There were 27 of the them and Shackleton. 

In August, 1914, as the world erupted into what would become the most destructive war in human history, they set off on an expedition which would become the stuff of legend.  Their goal was to cross Antarctica on foot from the Weddell Sea to the Ross Sea by way of the Pole.  It was, in Shackleton’s words, ‘the last great journey left to man’.  But they never even got started; in fact they never even set foot upon the great white continent.  In January, 1915,  while carving their way through the pack, their ship, the legendary Endurance, became icebound.  In the end she was crushed and on 21 November they all watched in silence as her stern rose twenty feet into the air, paused momentarily and then  in one gulp was gone.  All that was left was a small dark opening in the ice, but within seconds the pack had closed leaving nothing to mark where she had been.

They were 28 little dots marooned on the ice at the heart of the most hostile sea on the planet.  They were utterly alone, the nearest civilization was many hundreds of miles away.  Their last contact with the outside world had been over eleven months before, they did not have a radio and nobody knew where they were.  Their prospect of rescue was nil. 

The Endurance sank at 5 pm.  In his tent that evening Shackleton tried to describe what had happened.  ‘She went today’, he began.  He struggled on another 43 words and then gave up.  ‘I cannot write about it’, he concluded.

They expected to die - slowly and horribly - but what followed was the greatest Antarctic adventure there has ever been and, arguably, the greatest story of human survival in recorded history.  The most remarkable thing about the Shackleton saga is that they all lived to tell the story.

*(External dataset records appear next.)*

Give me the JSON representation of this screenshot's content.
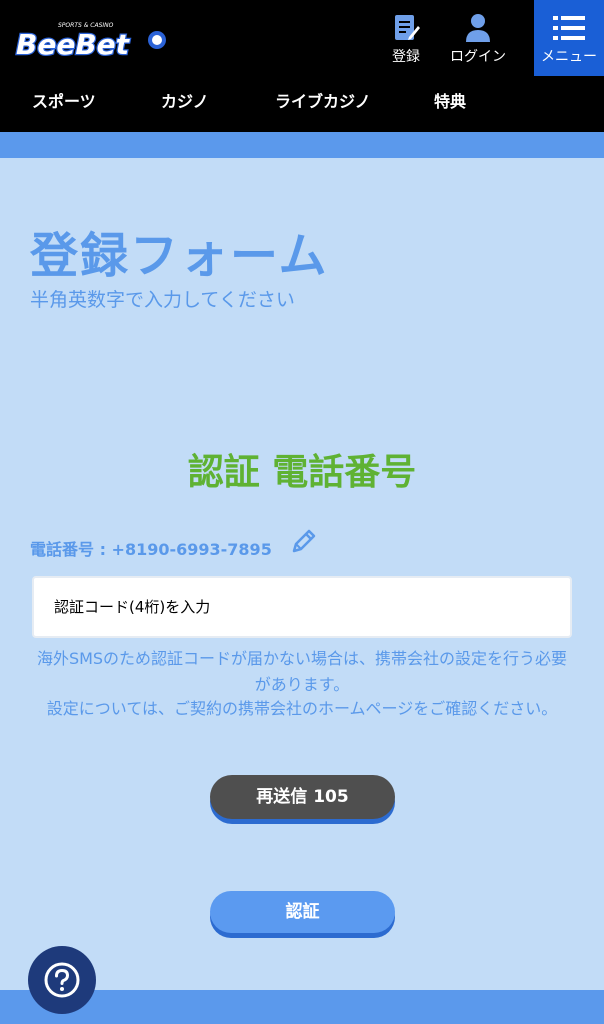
{
  "header": {
    "logo_text": "BeeBet",
    "logo_tagline": "SPORTS & CASINO",
    "register_label": "登録",
    "login_label": "ログイン",
    "menu_label": "メニュー",
    "icons": {
      "register": "register-icon",
      "login": "user-icon",
      "menu": "menu-icon"
    }
  },
  "nav": {
    "items": [
      "スポーツ",
      "カジノ",
      "ライブカジノ",
      "特典"
    ]
  },
  "form": {
    "title": "登録フォーム",
    "subtitle": "半角英数字で入力してください",
    "verify_title": "認証 電話番号",
    "phone_line": "電話番号 : +8190-6993-7895",
    "code_placeholder": "認証コード(4桁)を入力",
    "note1": "海外SMSのため認証コードが届かない場合は、携帯会社の設定を行う必要があります。",
    "note2": "設定については、ご契約の携帯会社のホームページをご確認ください。",
    "resend_label": "再送信 105",
    "verify_button": "認証"
  },
  "help": {
    "icon": "question-icon"
  },
  "colors": {
    "background": "#c2dcf7",
    "band": "#5b99ec",
    "accent_text": "#5a99ea",
    "verify_green": "#5fb233",
    "header_bg": "#000000",
    "menu_bg": "#1a5fd6",
    "resend_bg": "#4f4f4f",
    "verify_bg": "#5b9af0",
    "help_bg": "#1e3a7b"
  }
}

If Shackleton’s objective was to cross Antarctica then ours is to locate his ship.  Today we forgathered mission-ready upon the freezing white banks of the Weddell Sea.  Soon we will set sail on the South African icebreaker Agulhas II for the Larsen C ice shelf   The greater part of our expedition will be scientific, but towards the end we will plunge the abyss in an attempt to find the Endurance.  As a maritime archaeologist I can say with little fear of contradiction that this will be the greatest wreck-search there has ever been.  Conditions and equipment allowing, and at a cost of millions, we will journey into what Shackleton himself called ‘the worst corner of the worst sea on earth’, and then, using the most advanced deep-ocean search-and-survey technology available, go under the pack to three thousand meters to hunt for what has been called the most iconic ship of all time.  Of course I do not know if we will succeed, but stay with me, I will talk you through it, and together we will find out.